ホロコーストを、ヒトラーにそそのかしたのは、パレスチナイスラム教の聖職者だった、とネタニヤフ首相が発言した件で、世界中から非難を浴びてると、報道されていた。

『ロイター通信などによると、ネタニヤフ首相は20日、エルサレムでのユダヤ人が集まる会議で、エルサレムイスラム教指導者が1941年にヒトラーに虐殺を進めたと主張、「ヒトラーユダヤ人を追い出したかっただけで(この指導者と会うまで)虐殺は考えていなかった」と述べた。』(東京新聞

この発言には、国内からもドイツからもとにかくあっちこっちから、歴史の事実を完璧に誤ってると非難の声が上がった。

このイスラム教指導者は、ヒトラーに、イギリスがユダヤ人にパレスチナでの居住地の建設支援を約束したバルフォア宣言のような、ドイツ版アラブ人向けバルフォア宣言を望んだのだという解説もあった。
イギリスからの独立運動を戦ったインド人が大日本帝國の手を借りたように、パレスチナの利益を守るためにドイツを利用したかった、ってことなんでしょうか。
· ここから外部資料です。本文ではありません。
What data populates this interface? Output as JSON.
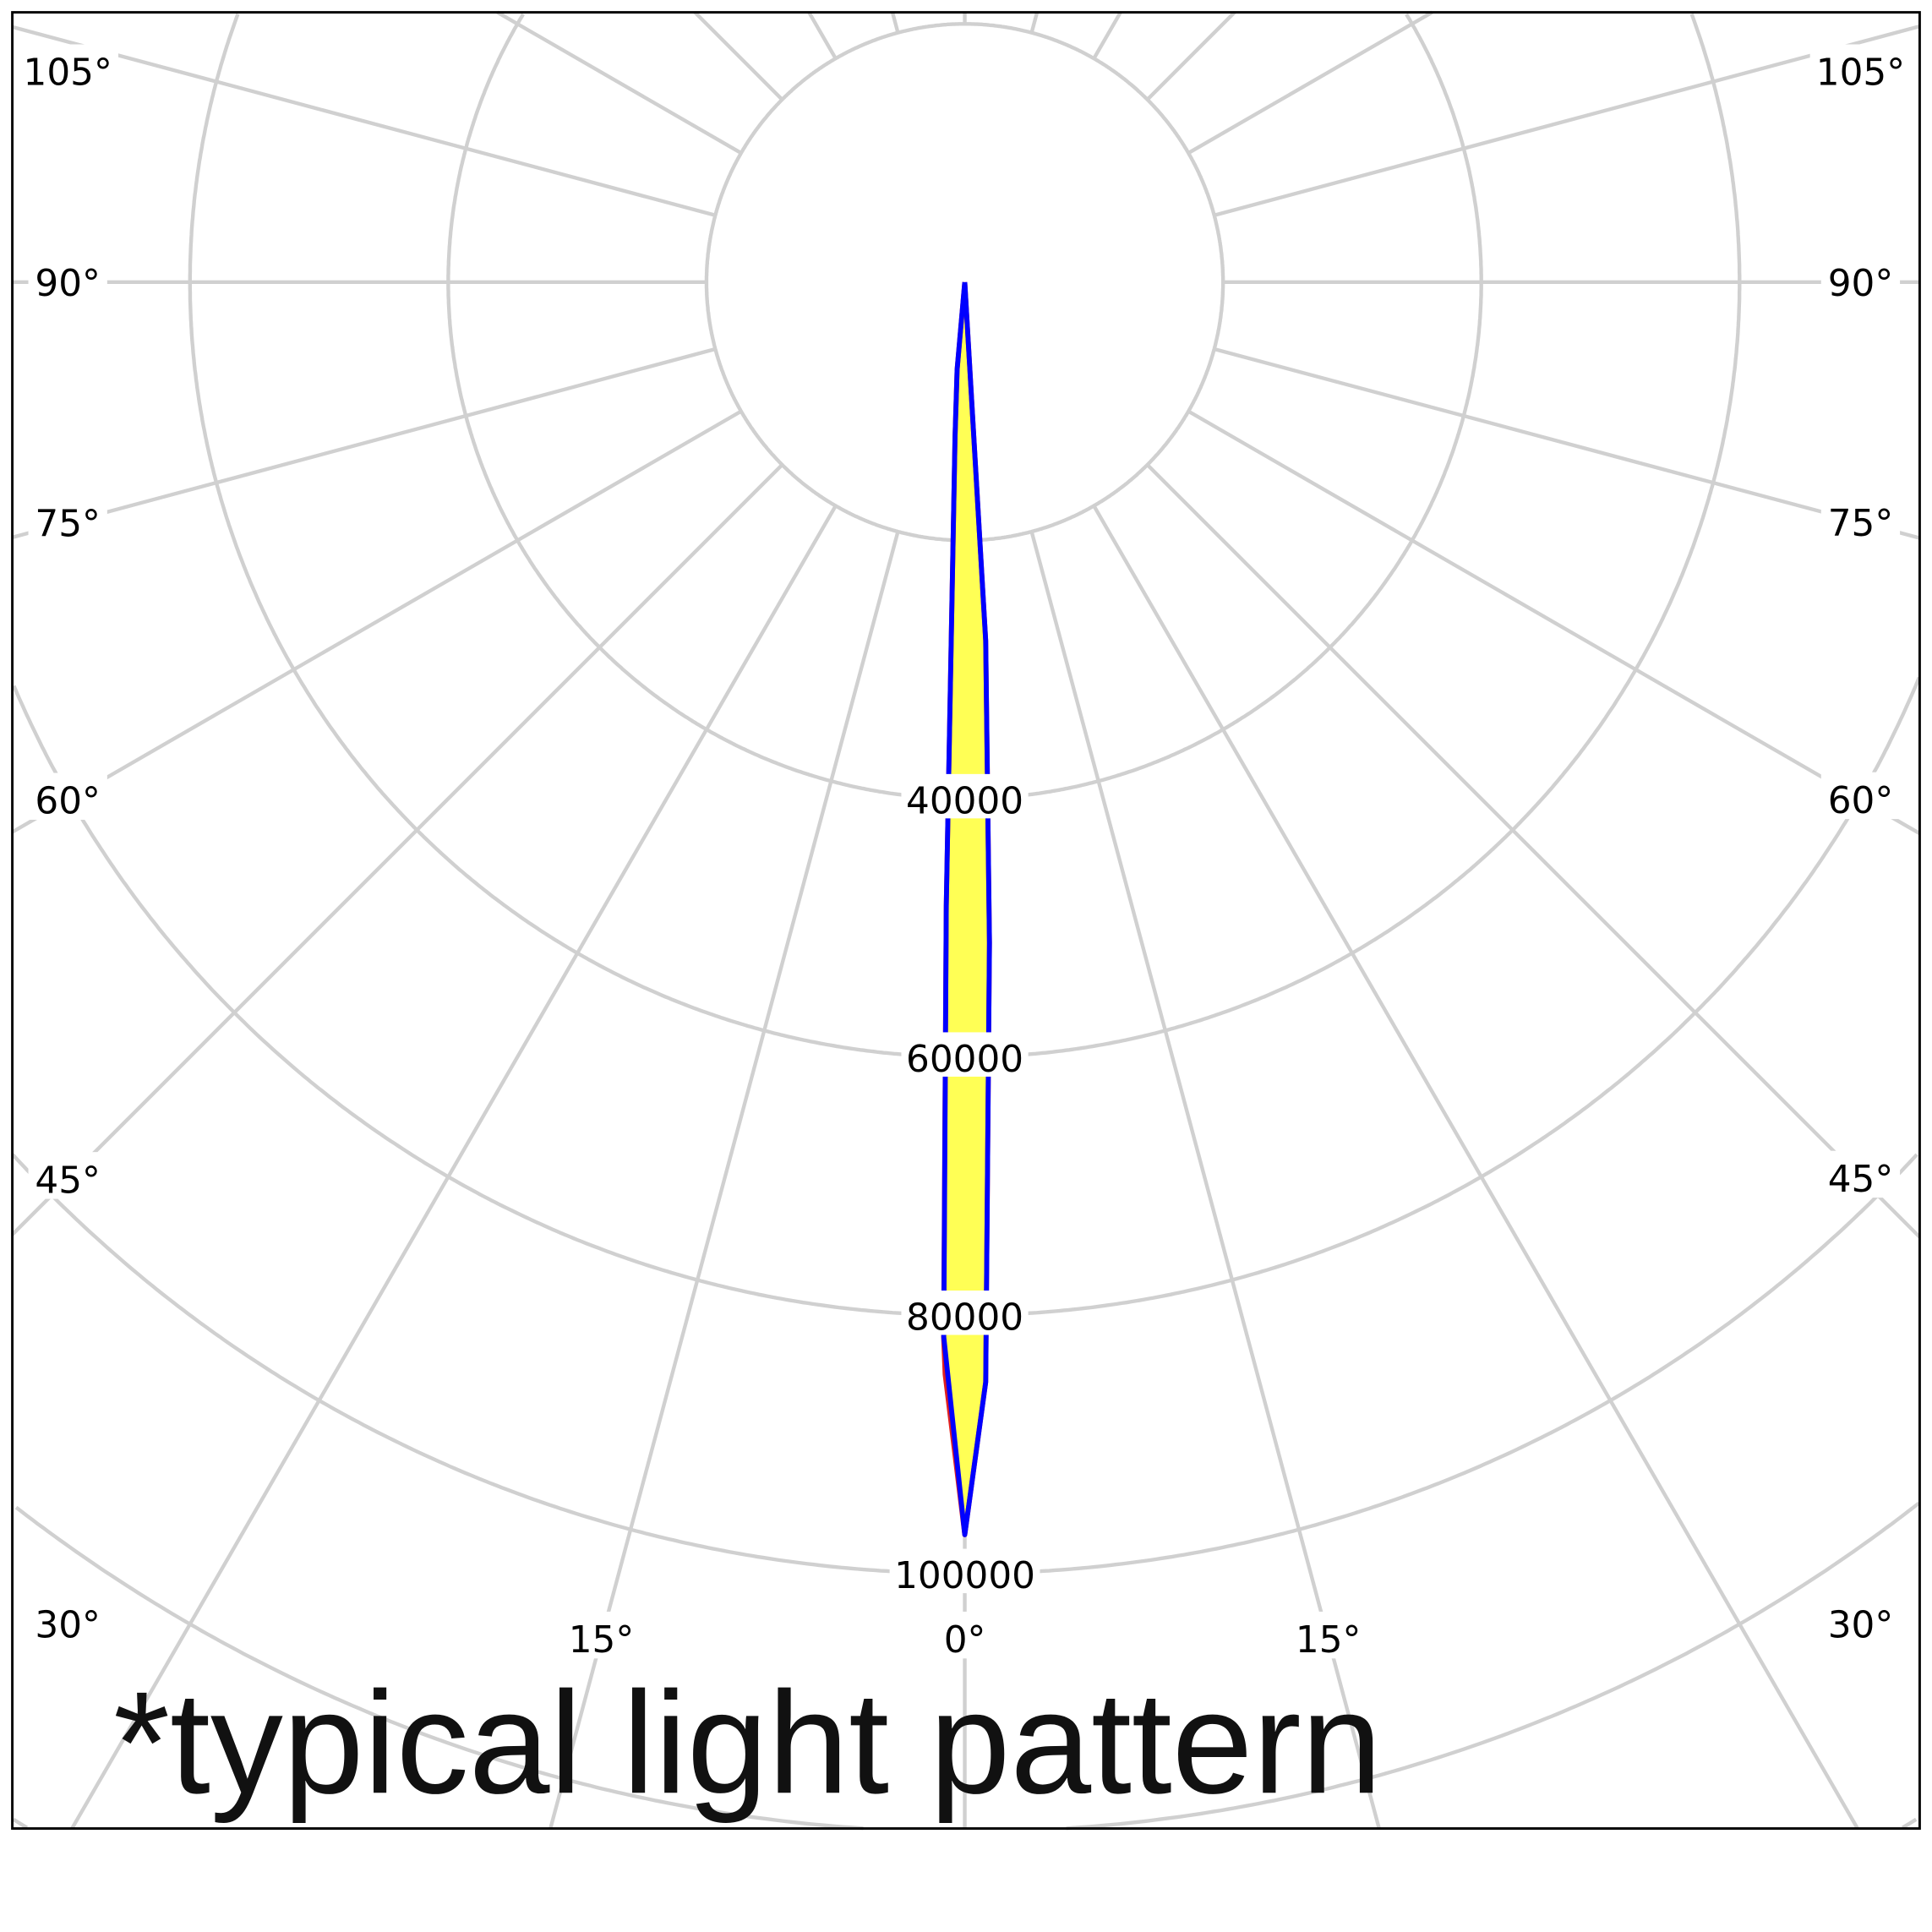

ネタニヤフさんがこういう発言をするのは、パレスチナ人イスラエルに対する敵意と暴力は、イスラエルの占領と、国際的非難を浴びてもやめない入植の拡大という現在の政治的状況のためではなく、ユダヤ人嫌いは、パレスチナ人の生来の傾向で、古代アラブのユダヤ嫌いによるものだということを、暗に主張したいためらしい。そりゃそうだよね、その方が気も楽だよね。

こいういうのも歴史修正主義者って言うんだろうか。

 

安保法が成立して、当然のように報道の扱いも少なくなってきてる。ただ扱いが少なくなってるってだけで、反対のデモをしていた人たちが何処かに消えてしまったわけでないし、この成立をひっくり返すのを諦めてしまってるというわけではないということはわかってるけど(多分)、なんだか、まるで学校の定期テストが終わった後のような雰囲気かなあと、と感じてる。
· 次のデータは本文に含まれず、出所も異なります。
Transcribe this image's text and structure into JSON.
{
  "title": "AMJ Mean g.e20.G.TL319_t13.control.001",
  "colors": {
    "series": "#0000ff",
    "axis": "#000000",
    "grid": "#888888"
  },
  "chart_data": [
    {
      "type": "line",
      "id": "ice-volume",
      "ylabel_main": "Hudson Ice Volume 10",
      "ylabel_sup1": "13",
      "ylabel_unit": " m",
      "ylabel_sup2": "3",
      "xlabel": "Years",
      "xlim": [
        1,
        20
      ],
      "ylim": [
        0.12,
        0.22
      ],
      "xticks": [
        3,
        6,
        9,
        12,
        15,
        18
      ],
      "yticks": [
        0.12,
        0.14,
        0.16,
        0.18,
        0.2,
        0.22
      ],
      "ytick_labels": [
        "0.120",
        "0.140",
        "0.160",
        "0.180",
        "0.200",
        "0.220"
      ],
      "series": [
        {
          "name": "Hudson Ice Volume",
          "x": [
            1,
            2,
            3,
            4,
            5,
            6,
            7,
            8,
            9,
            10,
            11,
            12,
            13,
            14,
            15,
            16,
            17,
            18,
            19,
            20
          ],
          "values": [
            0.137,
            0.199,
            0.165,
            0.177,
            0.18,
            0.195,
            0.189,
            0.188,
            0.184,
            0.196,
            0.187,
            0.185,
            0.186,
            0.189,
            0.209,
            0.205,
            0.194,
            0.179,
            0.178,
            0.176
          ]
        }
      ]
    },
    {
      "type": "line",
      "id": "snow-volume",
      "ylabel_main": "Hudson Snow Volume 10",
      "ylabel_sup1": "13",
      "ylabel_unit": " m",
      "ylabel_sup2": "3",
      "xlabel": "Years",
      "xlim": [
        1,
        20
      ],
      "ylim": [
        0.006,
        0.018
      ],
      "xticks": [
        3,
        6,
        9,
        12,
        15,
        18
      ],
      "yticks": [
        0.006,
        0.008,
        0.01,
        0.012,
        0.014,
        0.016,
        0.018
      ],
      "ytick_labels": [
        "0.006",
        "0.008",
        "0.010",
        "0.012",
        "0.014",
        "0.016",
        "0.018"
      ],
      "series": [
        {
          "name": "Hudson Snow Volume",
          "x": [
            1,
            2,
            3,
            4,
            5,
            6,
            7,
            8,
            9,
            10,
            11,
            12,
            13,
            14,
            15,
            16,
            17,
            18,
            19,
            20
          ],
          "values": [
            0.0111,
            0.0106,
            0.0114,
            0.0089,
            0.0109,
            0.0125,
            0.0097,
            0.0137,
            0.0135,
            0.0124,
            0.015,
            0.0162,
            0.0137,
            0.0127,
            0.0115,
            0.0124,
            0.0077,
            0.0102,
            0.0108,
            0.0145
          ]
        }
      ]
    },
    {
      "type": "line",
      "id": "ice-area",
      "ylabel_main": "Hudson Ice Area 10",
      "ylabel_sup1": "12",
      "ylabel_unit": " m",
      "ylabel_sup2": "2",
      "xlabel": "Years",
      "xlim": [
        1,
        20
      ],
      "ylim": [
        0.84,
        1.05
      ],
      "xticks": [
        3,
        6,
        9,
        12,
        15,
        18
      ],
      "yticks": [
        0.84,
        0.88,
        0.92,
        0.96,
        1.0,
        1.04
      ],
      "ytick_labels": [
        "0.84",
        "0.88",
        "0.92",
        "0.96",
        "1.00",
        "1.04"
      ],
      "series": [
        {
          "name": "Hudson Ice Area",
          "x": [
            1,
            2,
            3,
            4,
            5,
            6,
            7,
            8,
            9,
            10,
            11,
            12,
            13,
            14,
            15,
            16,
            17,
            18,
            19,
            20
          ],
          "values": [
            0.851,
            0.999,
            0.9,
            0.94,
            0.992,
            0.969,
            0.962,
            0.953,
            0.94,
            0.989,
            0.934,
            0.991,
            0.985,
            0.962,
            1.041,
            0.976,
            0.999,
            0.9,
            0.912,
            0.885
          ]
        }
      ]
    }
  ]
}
安保法の審議について、審議は十分に尽くされたと心の底から信じきってる人って、多分そんなにはいないと思う。
テストで悪い点を取ったときこそ、ちゃんと見直して理解して、同じ間違いをしないようにしなさい、と子供には毎度言ってる。
テストのためにほぼ一夜漬け的勉強をしてるときは、テスト終わったら、ゆっくりちゃんとやり直そうと思うんだけど、結局やらなかった。

集団的自衛権の日本独自解釈的行使容認にしても、自衛隊の役割についても、日本を守ることについても、憲法改正についても、本当なら、締め切りのない今こそ考える時間があって、考えなきゃいけないんだろうと思う。

ネタニヤフ首相の発言についてはなんでこんなこと言うんだろうと思うし、去年のガザの空爆や、ここのところ頻発してるパレスチナ人による襲撃事件にしても、死者の数のあまりの非対称性について、なんでイスラエルはこんなに強硬なんだろうと、単純に思ってしまうんだけど、そのずっと底の方には、自分の国は自分たちでしか守れない、っていう硬い意識があるような気がして、それはすごいと思う。

 

結局今日もまとまりのない内容になってしまったけど。